As the years went by, hardware advanced rapidly. Power went up, prices came down. But software was always a bit ahead, so we spent a fair bit of time waiting for something to happen even on the latest and greatest machines.

Fast-forward to now, and a quick specs comparison: My newest PC has 4 gigabytes RAM, dual-core CPU, terabytes of hard drive storage, good PCIe graphics card, and onboard everything. It should handle all tasks with ease. And yet, I still experience that familiar click-and-wait syndrome.

This happens the most Web-surfing. It's still the world-wide-wait. Click, wait. Click, wait. You know why Facebook, Twitter, and all the rest of those fun sites that bosses hate are so successful? Because people have to fill all that waiting time somehow. They're just sitting there, waiting on their computers. It's not enough time to do something productive, but it is enough time to Tweet.

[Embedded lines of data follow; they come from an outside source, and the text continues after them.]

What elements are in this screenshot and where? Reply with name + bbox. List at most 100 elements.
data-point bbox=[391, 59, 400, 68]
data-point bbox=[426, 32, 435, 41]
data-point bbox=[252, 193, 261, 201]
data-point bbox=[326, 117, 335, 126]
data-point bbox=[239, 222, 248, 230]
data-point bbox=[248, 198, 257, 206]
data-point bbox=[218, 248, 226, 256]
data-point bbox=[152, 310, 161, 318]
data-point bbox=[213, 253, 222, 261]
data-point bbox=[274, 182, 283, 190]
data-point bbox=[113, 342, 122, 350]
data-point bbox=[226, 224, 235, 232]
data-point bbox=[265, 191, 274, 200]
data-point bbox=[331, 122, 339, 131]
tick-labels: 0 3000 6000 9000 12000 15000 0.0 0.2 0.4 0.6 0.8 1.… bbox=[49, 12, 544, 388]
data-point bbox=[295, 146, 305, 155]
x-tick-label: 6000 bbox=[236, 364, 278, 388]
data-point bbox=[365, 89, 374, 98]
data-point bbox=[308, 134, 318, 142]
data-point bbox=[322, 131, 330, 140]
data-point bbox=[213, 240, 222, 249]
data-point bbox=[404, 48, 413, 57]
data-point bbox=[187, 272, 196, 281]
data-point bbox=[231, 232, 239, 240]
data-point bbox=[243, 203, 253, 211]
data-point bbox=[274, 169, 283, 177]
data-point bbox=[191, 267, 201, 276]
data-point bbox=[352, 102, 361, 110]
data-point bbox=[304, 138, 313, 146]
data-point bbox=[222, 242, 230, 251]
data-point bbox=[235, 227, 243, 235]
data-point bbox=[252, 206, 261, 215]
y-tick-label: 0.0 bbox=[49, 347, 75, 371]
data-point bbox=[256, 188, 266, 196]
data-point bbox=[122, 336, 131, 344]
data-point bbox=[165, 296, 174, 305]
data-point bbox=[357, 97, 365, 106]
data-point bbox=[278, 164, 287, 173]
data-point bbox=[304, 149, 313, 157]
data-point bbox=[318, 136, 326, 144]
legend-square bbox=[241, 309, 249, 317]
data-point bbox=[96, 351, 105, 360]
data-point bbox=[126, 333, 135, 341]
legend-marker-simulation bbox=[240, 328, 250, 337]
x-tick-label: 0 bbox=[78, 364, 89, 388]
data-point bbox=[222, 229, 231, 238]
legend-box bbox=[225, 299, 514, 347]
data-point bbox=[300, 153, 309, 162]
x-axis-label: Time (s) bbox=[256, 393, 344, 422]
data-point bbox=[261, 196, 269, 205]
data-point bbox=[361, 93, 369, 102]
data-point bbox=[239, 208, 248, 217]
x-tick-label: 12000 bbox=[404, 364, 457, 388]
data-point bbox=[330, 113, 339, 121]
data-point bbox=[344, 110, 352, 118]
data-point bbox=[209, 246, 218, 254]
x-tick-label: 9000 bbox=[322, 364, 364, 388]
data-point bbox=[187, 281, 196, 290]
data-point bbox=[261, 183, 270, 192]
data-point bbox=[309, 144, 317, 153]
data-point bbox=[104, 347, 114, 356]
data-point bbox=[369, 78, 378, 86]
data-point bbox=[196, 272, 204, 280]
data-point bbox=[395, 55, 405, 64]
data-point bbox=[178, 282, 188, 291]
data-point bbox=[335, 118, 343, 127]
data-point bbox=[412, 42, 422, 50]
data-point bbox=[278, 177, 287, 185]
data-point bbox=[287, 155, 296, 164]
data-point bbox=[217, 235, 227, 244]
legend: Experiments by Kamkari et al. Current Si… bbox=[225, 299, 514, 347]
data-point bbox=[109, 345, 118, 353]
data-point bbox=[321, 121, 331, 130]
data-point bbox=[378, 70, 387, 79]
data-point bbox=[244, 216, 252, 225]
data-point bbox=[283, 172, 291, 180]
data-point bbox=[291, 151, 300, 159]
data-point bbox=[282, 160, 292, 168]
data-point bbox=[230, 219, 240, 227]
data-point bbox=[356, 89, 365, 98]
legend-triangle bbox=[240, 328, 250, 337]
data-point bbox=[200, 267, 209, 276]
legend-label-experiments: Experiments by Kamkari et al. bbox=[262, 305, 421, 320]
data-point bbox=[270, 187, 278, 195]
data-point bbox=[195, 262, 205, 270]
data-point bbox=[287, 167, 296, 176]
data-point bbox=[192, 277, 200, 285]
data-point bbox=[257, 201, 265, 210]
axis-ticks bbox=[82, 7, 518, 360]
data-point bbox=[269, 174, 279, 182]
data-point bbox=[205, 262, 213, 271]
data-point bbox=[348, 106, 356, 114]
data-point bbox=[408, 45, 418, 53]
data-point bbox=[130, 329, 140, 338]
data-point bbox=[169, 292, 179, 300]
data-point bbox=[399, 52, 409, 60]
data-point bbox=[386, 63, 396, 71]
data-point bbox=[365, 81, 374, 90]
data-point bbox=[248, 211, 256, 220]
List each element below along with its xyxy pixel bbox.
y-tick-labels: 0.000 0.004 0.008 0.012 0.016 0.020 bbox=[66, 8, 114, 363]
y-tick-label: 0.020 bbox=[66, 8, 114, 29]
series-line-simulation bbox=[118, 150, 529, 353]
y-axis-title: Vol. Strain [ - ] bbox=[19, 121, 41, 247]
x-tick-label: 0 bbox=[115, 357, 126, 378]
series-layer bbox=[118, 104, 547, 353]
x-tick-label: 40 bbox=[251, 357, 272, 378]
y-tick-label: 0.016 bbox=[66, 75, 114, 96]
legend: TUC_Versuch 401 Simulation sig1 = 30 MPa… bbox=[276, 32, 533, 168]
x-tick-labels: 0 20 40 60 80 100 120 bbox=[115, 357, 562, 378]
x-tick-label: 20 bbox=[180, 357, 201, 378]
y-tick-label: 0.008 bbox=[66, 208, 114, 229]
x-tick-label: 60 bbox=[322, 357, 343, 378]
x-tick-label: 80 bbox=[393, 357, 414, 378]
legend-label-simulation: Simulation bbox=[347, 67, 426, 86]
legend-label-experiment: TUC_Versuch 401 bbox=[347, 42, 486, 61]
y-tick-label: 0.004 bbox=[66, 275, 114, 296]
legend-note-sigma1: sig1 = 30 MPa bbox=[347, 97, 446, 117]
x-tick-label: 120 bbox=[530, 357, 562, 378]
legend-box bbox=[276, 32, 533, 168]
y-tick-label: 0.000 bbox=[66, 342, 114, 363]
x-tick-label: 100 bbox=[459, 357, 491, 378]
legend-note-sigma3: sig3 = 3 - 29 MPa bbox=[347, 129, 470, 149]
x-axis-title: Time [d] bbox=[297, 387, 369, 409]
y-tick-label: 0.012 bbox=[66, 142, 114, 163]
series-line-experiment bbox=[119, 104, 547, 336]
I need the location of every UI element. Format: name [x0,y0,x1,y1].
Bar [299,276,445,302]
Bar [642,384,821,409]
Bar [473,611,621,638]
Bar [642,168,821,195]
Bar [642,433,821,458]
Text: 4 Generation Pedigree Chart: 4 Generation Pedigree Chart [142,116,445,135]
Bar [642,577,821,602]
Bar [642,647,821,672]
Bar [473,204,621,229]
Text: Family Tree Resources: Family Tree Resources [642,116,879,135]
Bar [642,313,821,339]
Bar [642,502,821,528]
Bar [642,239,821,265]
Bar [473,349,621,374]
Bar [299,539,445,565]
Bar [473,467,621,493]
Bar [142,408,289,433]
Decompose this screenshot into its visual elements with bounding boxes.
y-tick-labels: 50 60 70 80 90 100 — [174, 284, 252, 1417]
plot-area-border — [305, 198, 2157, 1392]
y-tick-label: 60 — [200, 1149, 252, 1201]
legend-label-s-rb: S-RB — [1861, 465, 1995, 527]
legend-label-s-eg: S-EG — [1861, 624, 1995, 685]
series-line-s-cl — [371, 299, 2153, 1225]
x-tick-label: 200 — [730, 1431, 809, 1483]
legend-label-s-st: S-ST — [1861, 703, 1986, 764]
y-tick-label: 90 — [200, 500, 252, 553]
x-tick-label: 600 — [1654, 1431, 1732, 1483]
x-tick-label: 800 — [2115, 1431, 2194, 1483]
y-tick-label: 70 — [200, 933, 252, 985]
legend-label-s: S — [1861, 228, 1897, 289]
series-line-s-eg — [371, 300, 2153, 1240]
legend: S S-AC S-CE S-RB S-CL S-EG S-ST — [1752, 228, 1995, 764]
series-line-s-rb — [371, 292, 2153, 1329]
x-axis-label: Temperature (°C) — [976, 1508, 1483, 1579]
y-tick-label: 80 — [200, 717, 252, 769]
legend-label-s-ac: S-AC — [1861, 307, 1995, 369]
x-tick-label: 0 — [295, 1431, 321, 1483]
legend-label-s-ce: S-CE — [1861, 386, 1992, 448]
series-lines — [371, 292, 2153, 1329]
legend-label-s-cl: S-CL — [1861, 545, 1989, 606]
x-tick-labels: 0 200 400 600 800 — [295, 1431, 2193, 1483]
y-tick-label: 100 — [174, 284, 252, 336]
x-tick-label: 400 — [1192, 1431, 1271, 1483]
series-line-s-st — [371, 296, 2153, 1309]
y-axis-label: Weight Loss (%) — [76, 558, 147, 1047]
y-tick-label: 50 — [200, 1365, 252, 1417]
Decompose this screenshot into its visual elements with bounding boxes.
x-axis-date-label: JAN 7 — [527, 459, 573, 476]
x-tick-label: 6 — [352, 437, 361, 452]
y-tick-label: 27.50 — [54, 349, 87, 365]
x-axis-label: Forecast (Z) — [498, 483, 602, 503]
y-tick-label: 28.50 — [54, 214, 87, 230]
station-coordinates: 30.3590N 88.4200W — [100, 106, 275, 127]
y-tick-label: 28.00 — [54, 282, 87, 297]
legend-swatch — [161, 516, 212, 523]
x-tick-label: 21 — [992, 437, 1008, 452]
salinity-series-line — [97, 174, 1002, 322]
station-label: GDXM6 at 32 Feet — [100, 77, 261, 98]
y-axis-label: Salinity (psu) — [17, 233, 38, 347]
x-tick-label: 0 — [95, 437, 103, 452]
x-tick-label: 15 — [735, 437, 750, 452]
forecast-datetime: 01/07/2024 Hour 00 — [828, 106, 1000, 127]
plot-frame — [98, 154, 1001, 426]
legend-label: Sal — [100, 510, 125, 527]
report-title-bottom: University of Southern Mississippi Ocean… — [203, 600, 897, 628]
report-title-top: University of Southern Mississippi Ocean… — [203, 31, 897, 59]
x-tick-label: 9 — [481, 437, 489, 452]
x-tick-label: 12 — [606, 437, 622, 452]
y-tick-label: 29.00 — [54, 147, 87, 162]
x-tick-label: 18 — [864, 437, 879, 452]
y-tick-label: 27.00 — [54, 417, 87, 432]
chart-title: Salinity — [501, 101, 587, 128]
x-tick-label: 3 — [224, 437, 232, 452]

I swear there are only six Web developers in the whole world, and four of them are mental cases. They write terrible, unnecessarily script-heavy pages that kick multi-core CPUs into the red zone, and have hundreds of elements per page. Pages take forever to load, and they hammer your system so hard you can't do anything else while you're waiting. Then all the rest of the Web devs in the world copy and paste from the Terrible Four. Why not the Good Two? Because humans are perverse. I laugh, I mock Google DNS because they bill it as a way to speed up Web surfing. My dear Google brainiacs, DNS lookups are the least of our problems. They won't do a thing to fix boggy Web pages or overloaded ad servers.

I think it's funny how some vendors persist in marketing netbooks as mere Web application interfaces. Sorry, but a lower-powered netbook is going to get creamed trying to run obese Web applications. Lotsa luck with that!

Some local applications are almost as bad. Click to open, wait...what the heck is the big deal about just opening the darned thing? Are they trying to hypnotize us with the little spinning cursor? Which brings me to my #1 wish on any computing platform and any application: I want a Stop Right Now button. Boom, just stop what you're doing. For so many apps, interrupting anything is like trying to get a word in on an annoying self-centered blabbermouth, the kind that never shut up, and you have to grab and shake them to get their attention.

While I enjoy mocking Microsoft's Jabba-ware, Linux is an offender as well. Too many Linux devs are all jazzed about GUIs and flashy junk, and ignoring or even trying to do away with the CLI. Dear ones, when your GUIs are as fast and efficient as the CLI, then I will quit crabbing at you. Where ever did you get the idea that I want to waste my life wading through poorly-organized menus, and waiting for lardy slow-ware to actually do something when I click, when I can accomplish the same task in one second on the command line?

So there is my computing wish for the new decade: I want something to happen when I click.